Similarly, for the server side metrics -

curl localhost:9464/metrics

5. Viewing metrics on Prometheus

Here, we will setup a prometheus instance that will scrape our gRPC example client and server that are exporting metrics using prometheus.

Download the latest release of Prometheus for your platform, then extract and run it:

tar xvfz prometheus-*.tar.gz
cd prometheus-*

Create a prometheus configuration file with the following -

cat > grpc_otel_java_prometheus.yml <<EOF
scrape_configs:
  - job_name: "prometheus"
    scrape_interval: 5s
    static_configs:
      - targets: ["localhost:9090"]
  - job_name: "grpc-otel-java"
    scrape_interval: 5s
    static_configs:
      - targets: ["localhost:9464", "localhost:9465"]
EOF

Start prometheus with the new configuration -

./prometheus --config.file=grpc_otel_java_prometheus.yml

This will configure the metrics from the client and server codelab processes to be scraped every 5 seconds.
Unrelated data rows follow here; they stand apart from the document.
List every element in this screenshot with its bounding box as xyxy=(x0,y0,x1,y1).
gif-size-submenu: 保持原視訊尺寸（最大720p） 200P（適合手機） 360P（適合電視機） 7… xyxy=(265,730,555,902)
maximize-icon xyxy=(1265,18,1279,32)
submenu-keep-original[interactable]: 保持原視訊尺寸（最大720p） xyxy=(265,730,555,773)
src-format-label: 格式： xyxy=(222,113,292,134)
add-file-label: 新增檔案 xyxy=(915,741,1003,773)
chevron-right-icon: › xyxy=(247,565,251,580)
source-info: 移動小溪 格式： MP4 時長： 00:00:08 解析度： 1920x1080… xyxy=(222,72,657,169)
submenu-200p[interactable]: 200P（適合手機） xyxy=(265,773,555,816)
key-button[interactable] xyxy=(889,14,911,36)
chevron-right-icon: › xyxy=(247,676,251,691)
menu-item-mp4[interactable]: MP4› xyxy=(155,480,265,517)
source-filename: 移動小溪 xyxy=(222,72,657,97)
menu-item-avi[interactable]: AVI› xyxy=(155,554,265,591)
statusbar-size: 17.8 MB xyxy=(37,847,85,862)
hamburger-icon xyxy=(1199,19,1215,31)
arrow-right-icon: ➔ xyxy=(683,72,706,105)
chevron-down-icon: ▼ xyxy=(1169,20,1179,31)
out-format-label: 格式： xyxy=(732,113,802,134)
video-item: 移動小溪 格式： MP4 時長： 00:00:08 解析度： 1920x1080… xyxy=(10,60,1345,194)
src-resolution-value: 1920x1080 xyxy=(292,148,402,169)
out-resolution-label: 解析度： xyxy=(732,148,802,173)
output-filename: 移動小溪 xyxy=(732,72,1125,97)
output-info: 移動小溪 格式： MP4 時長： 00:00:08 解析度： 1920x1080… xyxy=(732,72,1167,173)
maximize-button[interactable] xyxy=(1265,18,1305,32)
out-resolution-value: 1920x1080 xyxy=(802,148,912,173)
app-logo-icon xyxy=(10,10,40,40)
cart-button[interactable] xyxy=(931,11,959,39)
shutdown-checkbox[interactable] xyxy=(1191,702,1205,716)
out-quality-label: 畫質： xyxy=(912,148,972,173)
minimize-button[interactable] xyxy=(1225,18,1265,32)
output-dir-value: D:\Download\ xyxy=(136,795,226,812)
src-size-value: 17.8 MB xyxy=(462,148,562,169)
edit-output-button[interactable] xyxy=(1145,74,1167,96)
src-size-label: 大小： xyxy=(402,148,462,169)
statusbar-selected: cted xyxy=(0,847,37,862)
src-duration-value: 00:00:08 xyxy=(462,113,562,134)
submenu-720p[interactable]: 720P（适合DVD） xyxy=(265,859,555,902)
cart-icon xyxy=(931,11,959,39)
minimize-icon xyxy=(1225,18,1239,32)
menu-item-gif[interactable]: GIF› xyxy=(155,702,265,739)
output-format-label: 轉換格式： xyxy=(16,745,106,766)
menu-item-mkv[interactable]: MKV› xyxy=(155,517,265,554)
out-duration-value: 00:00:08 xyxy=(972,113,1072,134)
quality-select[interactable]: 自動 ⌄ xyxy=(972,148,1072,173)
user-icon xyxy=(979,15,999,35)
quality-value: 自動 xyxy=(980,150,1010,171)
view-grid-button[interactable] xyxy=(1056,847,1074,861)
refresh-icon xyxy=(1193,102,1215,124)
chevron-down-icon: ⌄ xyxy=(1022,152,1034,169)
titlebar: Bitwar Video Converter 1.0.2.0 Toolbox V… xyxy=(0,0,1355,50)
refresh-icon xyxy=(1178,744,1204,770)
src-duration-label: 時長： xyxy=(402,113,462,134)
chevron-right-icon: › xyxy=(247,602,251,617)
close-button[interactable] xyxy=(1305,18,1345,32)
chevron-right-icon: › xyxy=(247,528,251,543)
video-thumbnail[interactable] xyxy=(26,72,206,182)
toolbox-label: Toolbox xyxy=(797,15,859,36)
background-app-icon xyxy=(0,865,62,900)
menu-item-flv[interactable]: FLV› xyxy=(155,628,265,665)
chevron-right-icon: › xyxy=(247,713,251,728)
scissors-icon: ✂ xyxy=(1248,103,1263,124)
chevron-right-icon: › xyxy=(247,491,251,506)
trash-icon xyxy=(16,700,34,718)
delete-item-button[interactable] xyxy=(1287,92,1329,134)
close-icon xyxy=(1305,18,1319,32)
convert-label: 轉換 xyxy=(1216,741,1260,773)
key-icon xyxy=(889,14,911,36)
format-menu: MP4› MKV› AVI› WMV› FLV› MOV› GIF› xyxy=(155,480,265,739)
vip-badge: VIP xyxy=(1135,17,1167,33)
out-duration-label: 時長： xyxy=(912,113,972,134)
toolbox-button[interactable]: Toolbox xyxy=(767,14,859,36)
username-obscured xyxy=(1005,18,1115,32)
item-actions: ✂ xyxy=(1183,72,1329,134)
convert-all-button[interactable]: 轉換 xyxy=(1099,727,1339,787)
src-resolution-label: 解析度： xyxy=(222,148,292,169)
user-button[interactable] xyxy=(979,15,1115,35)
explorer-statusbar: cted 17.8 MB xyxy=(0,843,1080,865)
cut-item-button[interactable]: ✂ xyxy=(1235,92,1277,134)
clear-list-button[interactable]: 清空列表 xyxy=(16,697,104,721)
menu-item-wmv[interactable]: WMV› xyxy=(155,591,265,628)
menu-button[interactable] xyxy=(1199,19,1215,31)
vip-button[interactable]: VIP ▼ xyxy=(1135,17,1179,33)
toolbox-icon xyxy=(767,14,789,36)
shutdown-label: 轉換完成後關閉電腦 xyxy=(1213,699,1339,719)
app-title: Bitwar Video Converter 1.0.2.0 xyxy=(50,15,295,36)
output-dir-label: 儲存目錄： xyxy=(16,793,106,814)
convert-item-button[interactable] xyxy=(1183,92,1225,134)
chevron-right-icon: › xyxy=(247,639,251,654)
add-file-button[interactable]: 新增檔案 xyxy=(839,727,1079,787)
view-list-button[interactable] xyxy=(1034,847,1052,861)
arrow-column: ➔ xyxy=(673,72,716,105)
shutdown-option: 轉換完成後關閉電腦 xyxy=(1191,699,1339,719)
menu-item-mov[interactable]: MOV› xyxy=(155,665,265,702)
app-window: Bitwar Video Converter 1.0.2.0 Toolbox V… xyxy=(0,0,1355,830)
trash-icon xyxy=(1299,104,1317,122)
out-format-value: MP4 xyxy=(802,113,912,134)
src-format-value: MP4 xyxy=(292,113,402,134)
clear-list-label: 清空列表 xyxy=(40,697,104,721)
Go to http://localhost:9090/graph to view the metrics. For example, the query -

histogram_quantile(0.5, rate(grpc_client_attempt_duration_seconds_bucket[1m]))

will show a graph with the median attempt latency using 1minute as the time window for the quantile calculation.

Rate of queries -

increase(grpc_client_attempt_duration_seconds_bucket[1m])

6. (Optional) Exercise for User

In the prometheus dashboards, you'll notice that the QPS is low. See if you can identify some suspicious code in the example that is limiting the QPS.

For the enthusiastic, the client code limits itself to only have a single pending RPC at a given moment. This can be modified so that the client sends more RPCs without waiting for the previous ones to complete. (The solution for this has not been provided.)